El Cinco de mayo tiene la fragancia
de jazmines albos y oscuras violetas,
de pino y ciprés.
Por robar bellezas la invencible Francia
volcó al son del rudo vibrar de trompetas,
de rubios titanes la audaz altivez.
Dejaron sus naves gallardas, potentes,
el ancla; en espera, las velas plegadas,
dormido el timón.
Las rúbricas blancas, magnolias fulgentes,
en la playa azteca fueron deshojadas,
marcando el regreso de España y Albión.
Sólo quedó Francia, la bélica Francia,
que humilló a Magenta y hundió a Solferino
en ruina y baldón.
Era su trofeo su altiva arrogancia,
su furia violenta de gris torbellino,
y el rastro de sangre del gran Napoleón.
Y esperaba el héroe desde su atalaya
y esperaba el indio desde la trinchera…
Y fue Veracruz
llamando a Acultzingo con voz de metralla,
el faro llameante, la antorcha cimera,
que encendió en la Patria regueros de luz.

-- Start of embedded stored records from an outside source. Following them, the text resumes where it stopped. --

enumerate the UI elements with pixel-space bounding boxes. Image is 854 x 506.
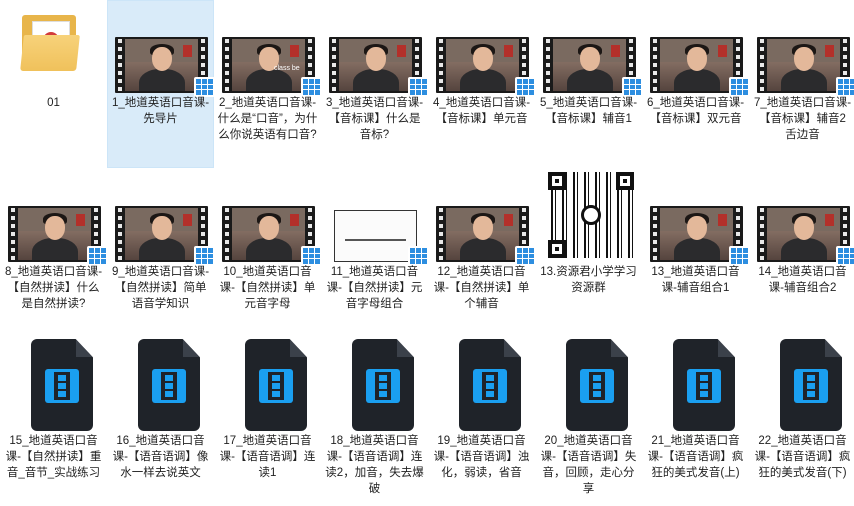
video-file-badge-icon xyxy=(194,77,215,97)
video-file-icon xyxy=(429,339,536,431)
video-file-icon xyxy=(322,339,429,431)
file-item[interactable]: 1_地道英语口音课-先导片 xyxy=(107,0,215,168)
file-name-label: 19_地道英语口音课-【语音语调】浊化，弱读，省音 xyxy=(433,435,530,479)
file-name-label: 12_地道英语口音课-【自然拼读】单个辅音 xyxy=(433,266,530,310)
video-thumbnail-icon xyxy=(1,170,108,266)
file-name-label: 4_地道英语口音课-【音标课】单元音 xyxy=(432,97,531,125)
file-item[interactable]: 16_地道英语口音课-【语音语调】像水一样去说英文 xyxy=(107,338,214,506)
video-thumbnail-icon xyxy=(643,170,750,266)
video-file-badge-icon xyxy=(729,246,750,266)
file-name-label: 22_地道英语口音课-【语音语调】疯狂的美式发音(下) xyxy=(754,435,851,479)
video-file-badge-icon xyxy=(515,77,536,97)
video-file-badge-icon xyxy=(301,246,322,266)
file-item[interactable]: 12_地道英语口音课-【自然拼读】单个辅音 xyxy=(428,169,536,337)
video-file-badge-icon xyxy=(622,77,643,97)
video-thumbnail-icon xyxy=(215,170,322,266)
file-name-label: 13_地道英语口音课-辅音组合1 xyxy=(651,266,740,294)
video-file-icon xyxy=(108,339,215,431)
file-name-label: 15_地道英语口音课-【自然拼读】重音_音节_实战练习 xyxy=(5,435,102,479)
file-item[interactable]: 13_地道英语口音课-辅音组合1 xyxy=(642,169,750,337)
file-name-label: 11_地道英语口音课-【自然拼读】元音字母组合 xyxy=(326,266,423,310)
file-name-label: 17_地道英语口音课-【语音语调】连读1 xyxy=(219,435,316,479)
video-thumbnail-icon xyxy=(429,170,536,266)
video-file-icon xyxy=(643,339,750,431)
video-file-badge-icon xyxy=(408,246,429,266)
video-file-icon xyxy=(536,339,643,431)
video-thumbnail-icon xyxy=(108,1,215,97)
file-item[interactable]: 4_地道英语口音课-【音标课】单元音 xyxy=(428,0,536,168)
qr-code-image xyxy=(536,170,643,262)
video-thumbnail-icon xyxy=(750,1,854,97)
file-name-label: 20_地道英语口音课-【语音语调】失音，回顾，走心分享 xyxy=(540,435,637,495)
file-name-label: 10_地道英语口音课-【自然拼读】单元音字母 xyxy=(219,266,316,310)
video-file-badge-icon xyxy=(836,77,854,97)
folder-icon xyxy=(1,1,108,93)
file-name-label: 16_地道英语口音课-【语音语调】像水一样去说英文 xyxy=(112,435,209,479)
video-thumbnail-icon xyxy=(643,1,750,97)
video-file-badge-icon xyxy=(194,246,215,266)
video-file-icon xyxy=(215,339,322,431)
video-thumbnail-icon: class be xyxy=(215,1,322,97)
video-thumbnail-icon xyxy=(108,170,215,266)
file-name-label: 13.资源君小学学习资源群 xyxy=(540,266,637,294)
file-name-label: 9_地道英语口音课-【自然拼读】简单语音学知识 xyxy=(111,266,210,310)
file-item[interactable]: 13.资源君小学学习资源群 xyxy=(535,169,642,337)
file-name-label: 21_地道英语口音课-【语音语调】疯狂的美式发音(上) xyxy=(647,435,744,479)
folder-item[interactable]: 01 xyxy=(0,0,107,168)
video-file-badge-icon xyxy=(87,246,108,266)
file-name-label: 5_地道英语口音课-【音标课】辅音1 xyxy=(539,97,638,125)
file-item[interactable]: 20_地道英语口音课-【语音语调】失音，回顾，走心分享 xyxy=(535,338,642,506)
file-item[interactable]: 8_地道英语口音课-【自然拼读】什么是自然拼读? xyxy=(0,169,108,337)
file-item[interactable]: 10_地道英语口音课-【自然拼读】单元音字母 xyxy=(214,169,322,337)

Y desde Acultzingo los indios serranos
hechos de fatigas, de sed y penurias,
retaron al sol.
Miraron los Fuertes sus ojos aldeanos
y encendida el alma con divina furia,
quemaron sus ansias en patrio crisol.
Zaragoza y Díaz, dos alas en vuelo,
dos épicos bronces llamando a rebato
con voz de ciclón;
y retan valientes al trágico duelo
los tres grandes Juanes, firmando el galeato
que rubrica el prócer Sexto batallón.
¿Y quiénes formaban la heroica avanzada
de guerreros indios con el alma en vela
mirando el confín?
Tiñeron sus ojos en luz de alborada
vertióse en sus venas valor de Tetela
y por eso en todos hubo un paladín.
Para que se les pase el susto, ahí les dejo otra foto del fuerte de Guadalupe, en la cual se ve, a lo lejos, Puebla.